J’aurais assez d’entraînement pour courir Paris-Roubaix. Les chaussées du village, défoncées par des travaux de voierie interminables, présentent des suites de cavités qu’il faut passer en pédalant debout pour amortir les secousses, ou des séries de vagues à ondes courtes qui font trembler votre bécane et vous avec. Pour épicer votre parcours de vélo-cross, un camion aura benné gravier ou sable, obstruant la rue que vous pensiez prendre. Ailleurs des rétrecissements vous obligent à mettre pied à terre: une cisailleuse, une bétonneuse, un empilement de briques… C’est que partout on rebâtit ou on bâtit. Au point que l’emprise du village a plus que doublé depuis mon arrivée, mordant sur les terres agricoles inondables avant 1969. Les maisons ont au moins 10 mètres sur 20 en profondeur. Les unes, aux façades souvent luxueuses, reproduisent un schéma classique: les parents au rez-de-chaussée, les familles des fils aux étages. Les autres ont une allure d’immeubles englobant des appartements en location ou en vente, révélant une mutation sociologique: l’indépendance des couples par rapport à leur famille et, à terme, la fin du patriarcat.

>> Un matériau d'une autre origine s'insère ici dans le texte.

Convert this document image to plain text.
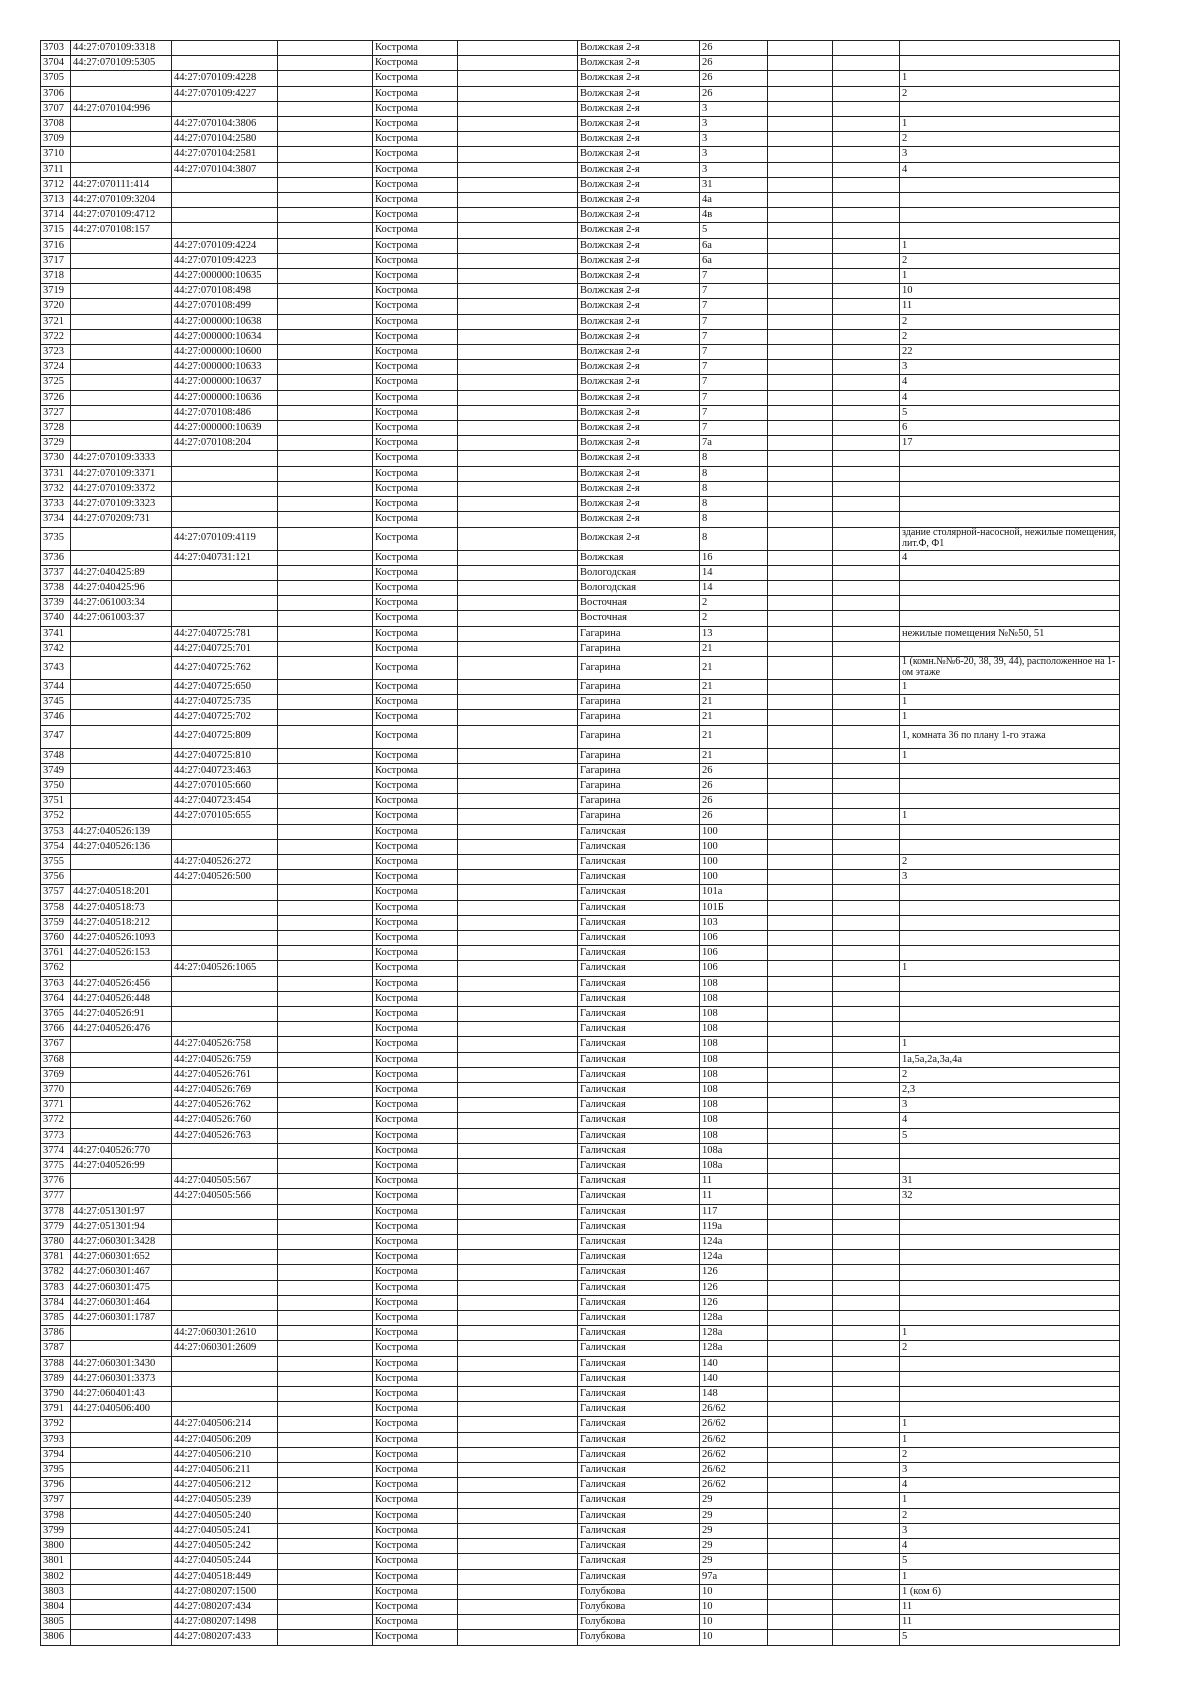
3703	44:27:070109:3318			Кострома		Волжская 2-я	26			
3704	44:27:070109:5305			Кострома		Волжская 2-я	26			
3705		44:27:070109:4228		Кострома		Волжская 2-я	26			1
3706		44:27:070109:4227		Кострома		Волжская 2-я	26			2
3707	44:27:070104:996			Кострома		Волжская 2-я	3			
3708		44:27:070104:3806		Кострома		Волжская 2-я	3			1
3709		44:27:070104:2580		Кострома		Волжская 2-я	3			2
3710		44:27:070104:2581		Кострома		Волжская 2-я	3			3
3711		44:27:070104:3807		Кострома		Волжская 2-я	3			4
3712	44:27:070111:414			Кострома		Волжская 2-я	31			
3713	44:27:070109:3204			Кострома		Волжская 2-я	4а			
3714	44:27:070109:4712			Кострома		Волжская 2-я	4в			
3715	44:27:070108:157			Кострома		Волжская 2-я	5			
3716		44:27:070109:4224		Кострома		Волжская 2-я	6а			1
3717		44:27:070109:4223		Кострома		Волжская 2-я	6а			2
3718		44:27:000000:10635		Кострома		Волжская 2-я	7			1
3719		44:27:070108:498		Кострома		Волжская 2-я	7			10
3720		44:27:070108:499		Кострома		Волжская 2-я	7			11
3721		44:27:000000:10638		Кострома		Волжская 2-я	7			2
3722		44:27:000000:10634		Кострома		Волжская 2-я	7			2
3723		44:27:000000:10600		Кострома		Волжская 2-я	7			22
3724		44:27:000000:10633		Кострома		Волжская 2-я	7			3
3725		44:27:000000:10637		Кострома		Волжская 2-я	7			4
3726		44:27:000000:10636		Кострома		Волжская 2-я	7			4
3727		44:27:070108:486		Кострома		Волжская 2-я	7			5
3728		44:27:000000:10639		Кострома		Волжская 2-я	7			6
3729		44:27:070108:204		Кострома		Волжская 2-я	7а			17
3730	44:27:070109:3333			Кострома		Волжская 2-я	8			
3731	44:27:070109:3371			Кострома		Волжская 2-я	8			
3732	44:27:070109:3372			Кострома		Волжская 2-я	8			
3733	44:27:070109:3323			Кострома		Волжская 2-я	8			
3734	44:27:070209:731			Кострома		Волжская 2-я	8			
3735		44:27:070109:4119		Кострома		Волжская 2-я	8			здание столярной-насосной, нежилые помещения, лит.Ф, Ф1
3736		44:27:040731:121		Кострома		Волжская	16			4
3737	44:27:040425:89			Кострома		Вологодская	14			
3738	44:27:040425:96			Кострома		Вологодская	14			
3739	44:27:061003:34			Кострома		Восточная	2			
3740	44:27:061003:37			Кострома		Восточная	2			
3741		44:27:040725:781		Кострома		Гагарина	13			нежилые помещения №№50, 51
3742		44:27:040725:701		Кострома		Гагарина	21			
3743		44:27:040725:762		Кострома		Гагарина	21			1 (комн.№№6-20, 38, 39, 44), расположенное на 1-ом этаже
3744		44:27:040725:650		Кострома		Гагарина	21			1
3745		44:27:040725:735		Кострома		Гагарина	21			1
3746		44:27:040725:702		Кострома		Гагарина	21			1
3747		44:27:040725:809		Кострома		Гагарина	21			1, комната 36 по плану 1-го этажа
3748		44:27:040725:810		Кострома		Гагарина	21			1
3749		44:27:040723:463		Кострома		Гагарина	26			
3750		44:27:070105:660		Кострома		Гагарина	26			
3751		44:27:040723:454		Кострома		Гагарина	26			
3752		44:27:070105:655		Кострома		Гагарина	26			1
3753	44:27:040526:139			Кострома		Галичская	100			
3754	44:27:040526:136			Кострома		Галичская	100			
3755		44:27:040526:272		Кострома		Галичская	100			2
3756		44:27:040526:500		Кострома		Галичская	100			3
3757	44:27:040518:201			Кострома		Галичская	101а			
3758	44:27:040518:73			Кострома		Галичская	101Б			
3759	44:27:040518:212			Кострома		Галичская	103			
3760	44:27:040526:1093			Кострома		Галичская	106			
3761	44:27:040526:153			Кострома		Галичская	106			
3762		44:27:040526:1065		Кострома		Галичская	106			1
3763	44:27:040526:456			Кострома		Галичская	108			
3764	44:27:040526:448			Кострома		Галичская	108			
3765	44:27:040526:91			Кострома		Галичская	108			
3766	44:27:040526:476			Кострома		Галичская	108			
3767		44:27:040526:758		Кострома		Галичская	108			1
3768		44:27:040526:759		Кострома		Галичская	108			1а,5а,2а,3а,4а
3769		44:27:040526:761		Кострома		Галичская	108			2
3770		44:27:040526:769		Кострома		Галичская	108			2,3
3771		44:27:040526:762		Кострома		Галичская	108			3
3772		44:27:040526:760		Кострома		Галичская	108			4
3773		44:27:040526:763		Кострома		Галичская	108			5
3774	44:27:040526:770			Кострома		Галичская	108а			
3775	44:27:040526:99			Кострома		Галичская	108а			
3776		44:27:040505:567		Кострома		Галичская	11			31
3777		44:27:040505:566		Кострома		Галичская	11			32
3778	44:27:051301:97			Кострома		Галичская	117			
3779	44:27:051301:94			Кострома		Галичская	119а			
3780	44:27:060301:3428			Кострома		Галичская	124а			
3781	44:27:060301:652			Кострома		Галичская	124а			
3782	44:27:060301:467			Кострома		Галичская	126			
3783	44:27:060301:475			Кострома		Галичская	126			
3784	44:27:060301:464			Кострома		Галичская	126			
3785	44:27:060301:1787			Кострома		Галичская	128а			
3786		44:27:060301:2610		Кострома		Галичская	128а			1
3787		44:27:060301:2609		Кострома		Галичская	128а			2
3788	44:27:060301:3430			Кострома		Галичская	140			
3789	44:27:060301:3373			Кострома		Галичская	140			
3790	44:27:060401:43			Кострома		Галичская	148			
3791	44:27:040506:400			Кострома		Галичская	26/62			
3792		44:27:040506:214		Кострома		Галичская	26/62			1
3793		44:27:040506:209		Кострома		Галичская	26/62			1
3794		44:27:040506:210		Кострома		Галичская	26/62			2
3795		44:27:040506:211		Кострома		Галичская	26/62			3
3796		44:27:040506:212		Кострома		Галичская	26/62			4
3797		44:27:040505:239		Кострома		Галичская	29			1
3798		44:27:040505:240		Кострома		Галичская	29			2
3799		44:27:040505:241		Кострома		Галичская	29			3
3800		44:27:040505:242		Кострома		Галичская	29			4
3801		44:27:040505:244		Кострома		Галичская	29			5
3802		44:27:040518:449		Кострома		Галичская	97а			1
3803		44:27:080207:1500		Кострома		Голубкова	10			1 (ком 6)
3804		44:27:080207:434		Кострома		Голубкова	10			11
3805		44:27:080207:1498		Кострома		Голубкова	10			11
3806		44:27:080207:433		Кострома		Голубкова	10			5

Mon voisinage n’a pas échappé à ces bouleversements. Les photos jointes sont prises de ma terrasse. Le chantier est de l’autre côté de la rue: trois mètres nous séparent… J’ai pu suivre sur un mois les étapes de la construction. Et admiré le travail des équipes successives, chacun des ouvriers exécutant en silence des gestes précis comme dans un ballet. Ces spectacles me font philosopher. Qu’est-ce qui est à l’origine de ces activités ici et ailleurs où surgissent d’immenses villes nouvelles? Où est la source de cette vitalité? La réponse m’est donnée autour de midi, quand se croisent les flux de milliers de jeunes sortant ou entrant dans les écoles. Les enfants, ce sont eux les maîtres d’ouvrage!
Les poupons infléchissent l’économie de leur pays.